In short, many ACOs are already doing well in the program. But several changes are on the horizon tied to the uncertain future of the popular payment model ACO Realizing Equity, Access and Community Health, or ACO REACH, which is set to expire in 2026.
Participants in both the Shared Savings Program and ACO REACH are looking to preserve elements of REACH by working them into Medicare’s permanent ACO model. CMS acquiesced in this year’s pay rule by transferring an option to receive prepaid savings over from REACH, a change that will kick in Jan. 1. Stakeholders have also called for CMS to integrate other elements, such as REACH’s full-risk track, into the Shared Savings Program, so participants can continue on that risk level.

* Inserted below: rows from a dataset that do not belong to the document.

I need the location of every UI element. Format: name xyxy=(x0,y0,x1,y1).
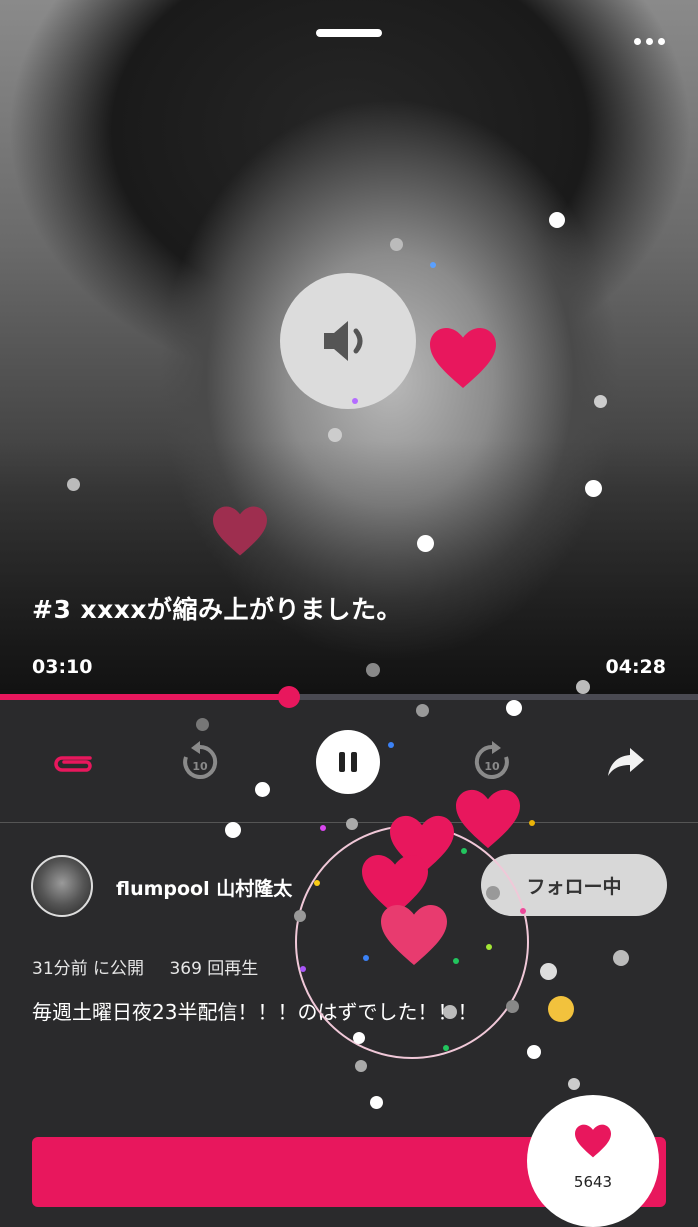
clip-button[interactable] xyxy=(42,732,102,792)
like-button[interactable]: 5643 xyxy=(527,1095,659,1227)
pleading-face-emoji-icon xyxy=(548,996,574,1022)
floating-heart-icon xyxy=(430,328,496,388)
pause-icon xyxy=(339,752,357,772)
episode-meta: 31分前 に公開 369 回再生 xyxy=(32,954,278,979)
floating-heart-icon xyxy=(213,506,267,556)
heart-icon xyxy=(575,1124,611,1158)
rewind-10-icon: 10 xyxy=(183,741,218,779)
progress-fill xyxy=(0,694,289,700)
rewind-10-button[interactable]: 10 xyxy=(170,732,230,792)
avatar[interactable] xyxy=(31,855,93,917)
clip-icon xyxy=(54,756,92,772)
play-count: 369 回再生 xyxy=(169,959,259,979)
svg-text:10: 10 xyxy=(192,760,208,773)
elapsed-time: 03:10 xyxy=(32,656,93,678)
progress-bar[interactable] xyxy=(0,686,698,708)
speaker-icon xyxy=(324,321,363,361)
episode-title: #3 xxxxが縮み上がりました。 xyxy=(32,595,403,624)
drag-handle[interactable] xyxy=(316,29,382,37)
share-button[interactable] xyxy=(596,732,656,792)
pause-button[interactable] xyxy=(316,730,380,794)
svg-text:10: 10 xyxy=(484,760,500,773)
floating-heart-icon xyxy=(381,905,447,965)
total-duration: 04:28 xyxy=(605,656,666,678)
share-icon xyxy=(608,748,644,776)
like-count: 5643 xyxy=(573,1173,613,1191)
published-time: 31分前 に公開 xyxy=(32,959,145,979)
progress-knob[interactable] xyxy=(277,686,300,708)
user-name[interactable]: flumpool 山村隆太 xyxy=(116,874,292,901)
speaker-button[interactable] xyxy=(280,273,416,409)
forward-10-button[interactable]: 10 xyxy=(462,732,522,792)
forward-10-icon: 10 xyxy=(474,741,509,779)
floating-heart-icon xyxy=(456,789,520,849)
more-menu-icon[interactable] xyxy=(634,38,665,45)
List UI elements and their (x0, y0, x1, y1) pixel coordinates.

Haque and Sean Cavanaugh, Aledade’s chief policy officer, said the prepaid shared savings will help address a cash flow problem for participants. Access to those funds will alleviate a lag between when ACOs administer care, when they’re paid for it and when they’re able to start the budgeting process for the future.
“Our partner practices are not only medical practices, but they're also small businesses,” Haque said. “In order to succeed in value-based care, it's the work that you do today that perhaps pays you tomorrow. That's the concept of value-based care: You focus on prevention today, and once the clock stops at the end of the performance year, then nine months after that is when you get paid. And in order to succeed, you need to make certain investments in your practices.”
That will be particularly apparent among ACOs that focus on rural or underserved populations, said Deepak Sadagopan, chief operating officer of population health management for Renton, Wash.-based Providence.
Access to prepaid savings will also help participants make upfront investments in health equity and primary care that they might have been unable to do because of budgetary constraints, Sadagopan said.
For instance, Providence took four years to start generating savings, but 10 years into its participation, it’s one of the highest-saving ACOs in the Shared Savings Program, much of which stems from the health equity- and primary care-based infrastructure they laid down in their early years of the program.
That foundation now helps the health system address root causes more efficiently and prevent costlier care down the line, Sadagopan said.
But there’s still more that could be done to keep increasing participants’ success in the Shared Savings Program, including drawing more from ACO REACH, said Dr. Rajiv Patel, CEO of Bluestone Physician Services, which has locations in Florida, Minnesota and Wisconsin.
The biggest worry for physicians across the board is CMS' fifth consecutive round of payment cuts to doctors. Plus, the Shared Savings Program still requires that patients be seen by a physician before they can be attributed to an ACO, which is made more complicated by ongoing physician workforce shortages, Patel said.
“A large portion of our beneficiaries’ primary care providers are nurse practitioners or physician assistants, so this requirement creates logistical challenges, so some Medicare beneficiaries do not get the opportunity to be attributed to our ACO,” Patel said.
Patel said CMS should eliminate that requirement and improve its attribution steps to align them more closely with ACO REACH.